Perseverance and even importunity in prayer are commended by him also; rather is he condemning verbosity, especially in those who ‘speak without thinking’. So RSV’s ‘heap up empty phrases’ is helpful. The word describes any and every prayer which is all words and no meaning, all lips and no mind or heart. Battalogia is explained in the same verse (7) as polulogia, ‘much speaking’, that is, a torrent of mechanical and mindless words.

How are we to apply our Master’s prohibition today? It is certainly applicable to the prayer wheel, and even more to prayer flags by which the wind conveniently does the ‘praying’. I think we must apply it also to Transcendental Meditation, for Maharishi Mahesh Yogi has himself expressed regret at his misleading choice of the word ‘meditation’. True meditation involves the conscious use of the mind, but Transcendental Meditation is a simple and essentially mechanical technique for the relaxing of both body and mind.
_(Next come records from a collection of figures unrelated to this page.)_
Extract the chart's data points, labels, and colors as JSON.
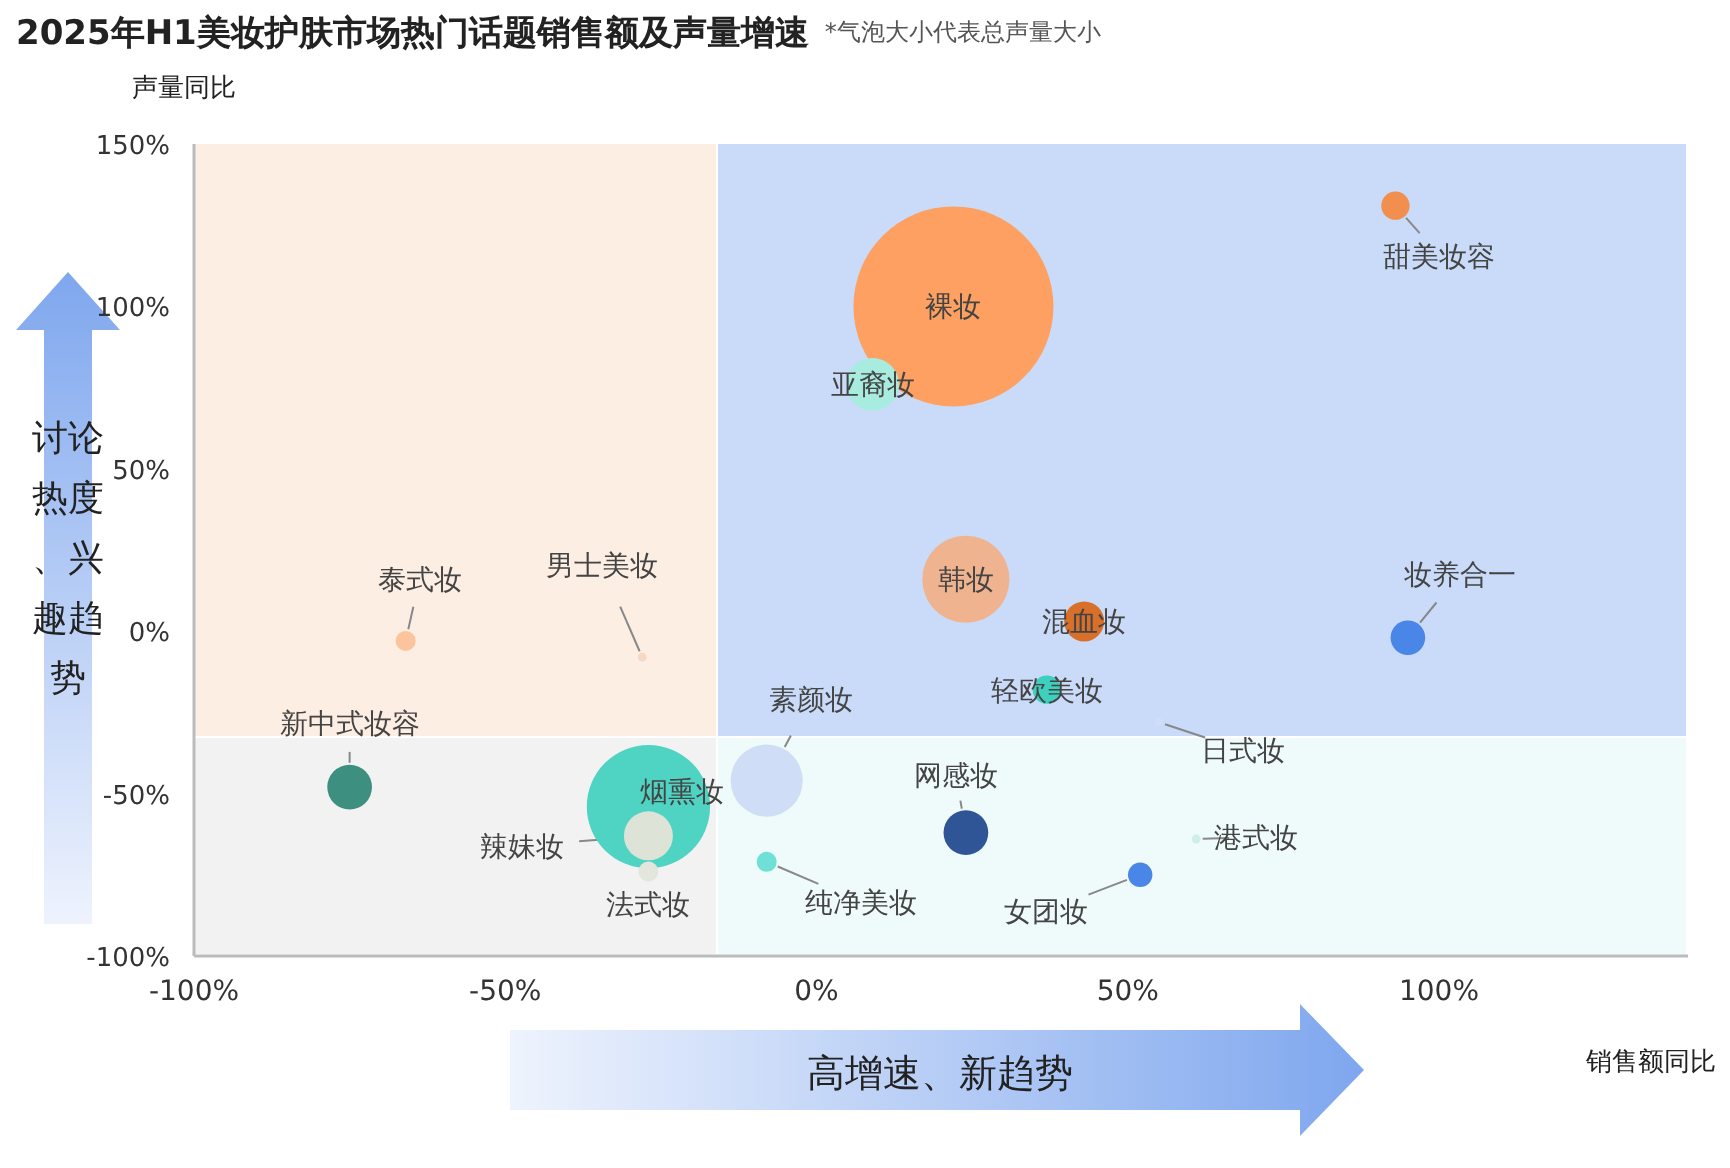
{
  "chart_data": {
    "type": "bubble",
    "title": "2025年H1美妆护肤市场热门话题销售额及声量增速",
    "subtitle": "*气泡大小代表总声量大小",
    "xlabel": "销售额同比",
    "ylabel": "声量同比",
    "annotations": [
      "讨论热度、兴趣趋势",
      "高增速、新趋势"
    ],
    "xlim": [
      -100,
      140
    ],
    "xticks": [
      {
        "value": -100,
        "label": "-100%"
      },
      {
        "value": -50,
        "label": "-50%"
      },
      {
        "value": 0,
        "label": "0%"
      },
      {
        "value": 50,
        "label": "50%"
      },
      {
        "value": 100,
        "label": "100%"
      }
    ],
    "ylim": [
      -100,
      150
    ],
    "yticks": [
      {
        "value": -100,
        "label": "-100%"
      },
      {
        "value": -50,
        "label": "-50%"
      },
      {
        "value": 0,
        "label": "0%"
      },
      {
        "value": 50,
        "label": "50%"
      },
      {
        "value": 100,
        "label": "100%"
      },
      {
        "value": 150,
        "label": "150%"
      }
    ],
    "grid": false,
    "series": [
      {
        "name": "裸妆",
        "color": "#fea061",
        "x": [
          22
        ],
        "values": [
          100
        ],
        "sizes": [
          1
        ]
      },
      {
        "name": "亚裔妆",
        "color": "#a8ecdf",
        "x": [
          9
        ],
        "values": [
          76
        ],
        "sizes": [
          0.07
        ]
      },
      {
        "name": "甜美妆容",
        "color": "#f28e4e",
        "x": [
          93
        ],
        "values": [
          131
        ],
        "sizes": [
          0.02
        ]
      },
      {
        "name": "韩妆",
        "color": "#efb48f",
        "x": [
          24
        ],
        "values": [
          16
        ],
        "sizes": [
          0.19
        ]
      },
      {
        "name": "混血妆",
        "color": "#d9702a",
        "x": [
          43
        ],
        "values": [
          3
        ],
        "sizes": [
          0.04
        ]
      },
      {
        "name": "轻欧美妆",
        "color": "#3ecfbe",
        "x": [
          37
        ],
        "values": [
          -18
        ],
        "sizes": [
          0.02
        ]
      },
      {
        "name": "妆养合一",
        "color": "#4a86e8",
        "x": [
          95
        ],
        "values": [
          -2
        ],
        "sizes": [
          0.03
        ]
      },
      {
        "name": "泰式妆",
        "color": "#fcc49c",
        "x": [
          -66
        ],
        "values": [
          -3
        ],
        "sizes": [
          0.01
        ]
      },
      {
        "name": "男士美妆",
        "color": "#f5d9c4",
        "x": [
          -28
        ],
        "values": [
          -8
        ],
        "sizes": [
          0.002
        ]
      },
      {
        "name": "日式妆",
        "color": "#d0ddf6",
        "x": [
          55
        ],
        "values": [
          -28
        ],
        "sizes": [
          0.002
        ]
      },
      {
        "name": "新中式妆容",
        "color": "#3d8f80",
        "x": [
          -75
        ],
        "values": [
          -48
        ],
        "sizes": [
          0.05
        ]
      },
      {
        "name": "烟熏妆",
        "color": "#4fd3c3",
        "x": [
          -27
        ],
        "values": [
          -54
        ],
        "sizes": [
          0.38
        ]
      },
      {
        "name": "素颜妆",
        "color": "#d0ddf6",
        "x": [
          -8
        ],
        "values": [
          -46
        ],
        "sizes": [
          0.13
        ]
      },
      {
        "name": "辣妹妆",
        "color": "#dde3d6",
        "x": [
          -27
        ],
        "values": [
          -63
        ],
        "sizes": [
          0.06
        ]
      },
      {
        "name": "法式妆",
        "color": "#e3e6dc",
        "x": [
          -27
        ],
        "values": [
          -74
        ],
        "sizes": [
          0.01
        ]
      },
      {
        "name": "纯净美妆",
        "color": "#6fe0d5",
        "x": [
          -8
        ],
        "values": [
          -71
        ],
        "sizes": [
          0.01
        ]
      },
      {
        "name": "网感妆",
        "color": "#2f5597",
        "x": [
          24
        ],
        "values": [
          -62
        ],
        "sizes": [
          0.05
        ]
      },
      {
        "name": "女团妆",
        "color": "#4a86e8",
        "x": [
          52
        ],
        "values": [
          -75
        ],
        "sizes": [
          0.015
        ]
      },
      {
        "name": "港式妆",
        "color": "#cfeee8",
        "x": [
          61
        ],
        "values": [
          -64
        ],
        "sizes": [
          0.002
        ]
      }
    ]
  }
}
Instead of stimulating thought, it is designed to bring a person to a state of complete stillness and inactivity.

Turning from practices of prayer, it seems that our Master’s condemnation would certainly include a mindless use of things like the rosary in which nothing happens but the fingering of beads and reciting of words, in which the rosary distracts instead of concentrating the mind.
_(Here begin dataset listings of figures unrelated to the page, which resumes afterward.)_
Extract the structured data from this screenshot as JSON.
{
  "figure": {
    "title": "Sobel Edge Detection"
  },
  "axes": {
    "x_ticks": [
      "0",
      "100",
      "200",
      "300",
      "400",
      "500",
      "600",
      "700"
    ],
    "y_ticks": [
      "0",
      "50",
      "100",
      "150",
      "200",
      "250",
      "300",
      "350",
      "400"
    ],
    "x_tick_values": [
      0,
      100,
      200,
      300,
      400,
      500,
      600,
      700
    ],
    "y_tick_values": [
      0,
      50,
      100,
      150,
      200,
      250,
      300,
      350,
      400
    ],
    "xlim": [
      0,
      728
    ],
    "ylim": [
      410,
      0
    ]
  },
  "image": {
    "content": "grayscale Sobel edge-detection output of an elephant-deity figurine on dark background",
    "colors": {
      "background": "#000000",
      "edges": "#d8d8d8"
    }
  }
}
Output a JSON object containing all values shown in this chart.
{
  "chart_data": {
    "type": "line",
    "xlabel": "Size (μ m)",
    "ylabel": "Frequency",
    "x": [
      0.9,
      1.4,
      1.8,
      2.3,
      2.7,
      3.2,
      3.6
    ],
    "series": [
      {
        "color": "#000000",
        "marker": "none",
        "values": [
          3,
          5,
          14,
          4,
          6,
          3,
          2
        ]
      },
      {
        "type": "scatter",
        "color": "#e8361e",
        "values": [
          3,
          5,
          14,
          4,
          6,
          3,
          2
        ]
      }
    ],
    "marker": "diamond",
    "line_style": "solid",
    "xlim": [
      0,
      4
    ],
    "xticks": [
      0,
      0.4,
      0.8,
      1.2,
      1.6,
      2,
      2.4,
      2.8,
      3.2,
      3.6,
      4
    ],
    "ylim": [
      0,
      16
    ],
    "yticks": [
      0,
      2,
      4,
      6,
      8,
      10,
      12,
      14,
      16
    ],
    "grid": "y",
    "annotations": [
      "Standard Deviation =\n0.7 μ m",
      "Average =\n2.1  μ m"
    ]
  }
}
Does it also apply to liturgical forms of worship? Are Evangelicals guilty of battalogia? Yes, no doubt some are, for the use of set forms does permit an approach to God with the lips while the heart is far from him. It is equally possible to use ‘empty phrases’ in extempore prayer and to lapse into religious jargon while the mind wanders. To sum up, what Jesus forbids his people is any kind of prayer with the mouth when the mind is not engaged.

The next words expose the folly of such a pretense at praying: for they think that they will be heard for their many words. NEB: ‘They imagine that the more they say, the more likely they are to be heard.’ What an incredible notion! What sort of a God is this who is chiefly impressed by the mechanics and the statistics of prayer, and whose response is determined by the volume of words we use and the number of hours we spend in praying?
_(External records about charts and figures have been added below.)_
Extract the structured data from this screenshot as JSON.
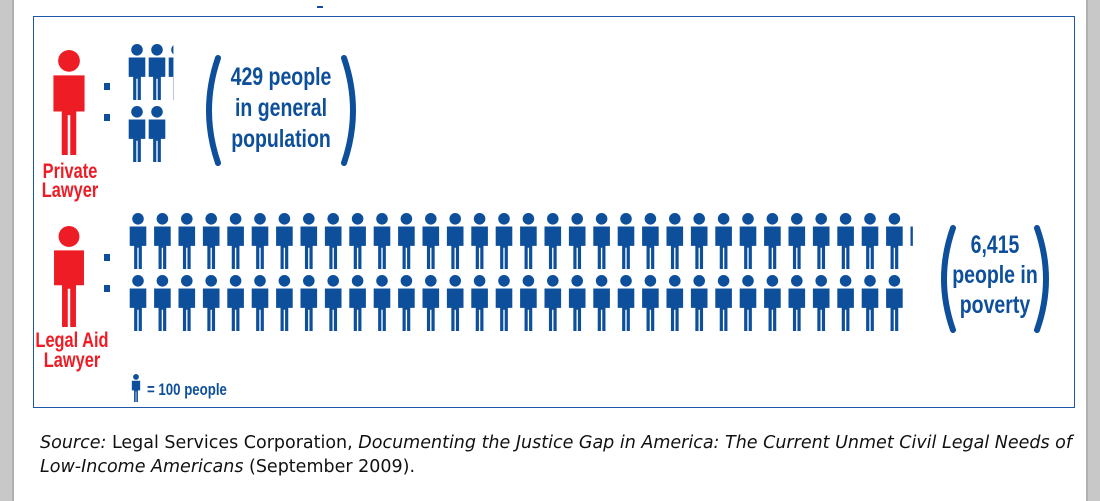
{
  "colors": {
    "red": "#ee1c25",
    "blue": "#0d4f9a"
  },
  "chart_data": {
    "type": "pictograph",
    "unit_label": "= 100 people",
    "people_per_icon": 100,
    "rows": [
      {
        "label_line1": "Private",
        "label_line2": "Lawyer",
        "icon_color": "red",
        "ratio_people": 429,
        "text_lines": [
          "429 people",
          "in general",
          "population"
        ]
      },
      {
        "label_line1": "Legal Aid",
        "label_line2": "Lawyer",
        "icon_color": "red",
        "ratio_people": 6415,
        "text_lines": [
          "6,415",
          "people in",
          "poverty"
        ]
      }
    ]
  },
  "caption": {
    "source_label": "Source:",
    "text1": " Legal Services Corporation, ",
    "title": "Documenting the Justice Gap in America: The Current Unmet Civil Legal Needs of Low-Income Americans",
    "text2": " (September 2009)."
  }
}
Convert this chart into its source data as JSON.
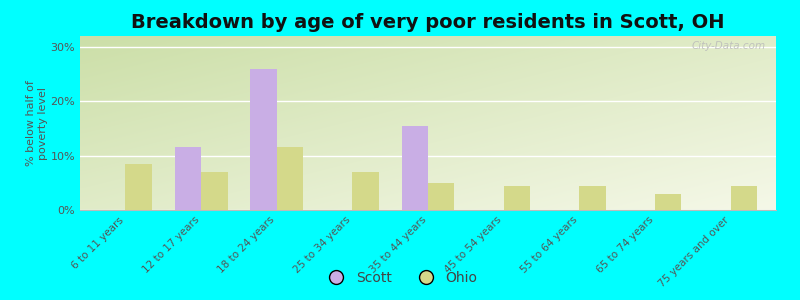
{
  "title": "Breakdown by age of very poor residents in Scott, OH",
  "ylabel": "% below half of\npoverty level",
  "categories": [
    "6 to 11 years",
    "12 to 17 years",
    "18 to 24 years",
    "25 to 34 years",
    "35 to 44 years",
    "45 to 54 years",
    "55 to 64 years",
    "65 to 74 years",
    "75 years and over"
  ],
  "scott_values": [
    0,
    11.5,
    26.0,
    0,
    15.5,
    0,
    0,
    0,
    0
  ],
  "ohio_values": [
    8.5,
    7.0,
    11.5,
    7.0,
    5.0,
    4.5,
    4.5,
    3.0,
    4.5
  ],
  "scott_color": "#c9aee5",
  "ohio_color": "#d4d98a",
  "outer_bg": "#00ffff",
  "ylim": [
    0,
    32
  ],
  "yticks": [
    0,
    10,
    20,
    30
  ],
  "ytick_labels": [
    "0%",
    "10%",
    "20%",
    "30%"
  ],
  "title_fontsize": 14,
  "bar_width": 0.35,
  "legend_scott": "Scott",
  "legend_ohio": "Ohio",
  "bg_color_left": "#ccdfa8",
  "bg_color_right": "#f0f4e0",
  "bg_color_top": "#ddeec0",
  "bg_color_bottom": "#f5f8e8",
  "grid_color": "#e8eecc",
  "watermark": "City-Data.com"
}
Do not be like them, Jesus says.

Why not? Because disciples do not believe in that kind of God. That is, we are not to do as they do because we are not to think as they think. On the contrary, your Father knows what you need before you ask him. He is neither ignorant, so that we need to instruct him, nor hesitant, so that we need to persuade him.

He is our Father — a Father who loves his children and knows all about their needs. If that be so, somebody asks, then what is the point of praying?

Let Calvin answer your question:

Believers do not pray with the view of informing God about things unknown to him, or of exciting him to do his duty, or of urging him as though he were reluctant. On the contrary, they pray in order that they may arouse themselves to seek him, that they may exercise their faith in meditating on his promises, that they may relieve themselves from their anxieties by pouring them into his bosom; in a word, that they may declare that from him alone they hope and expect, both for themselves and for others, all good things.

Luther put it more succinctly still:

By our praying … we are instructing ourselves more than we are him.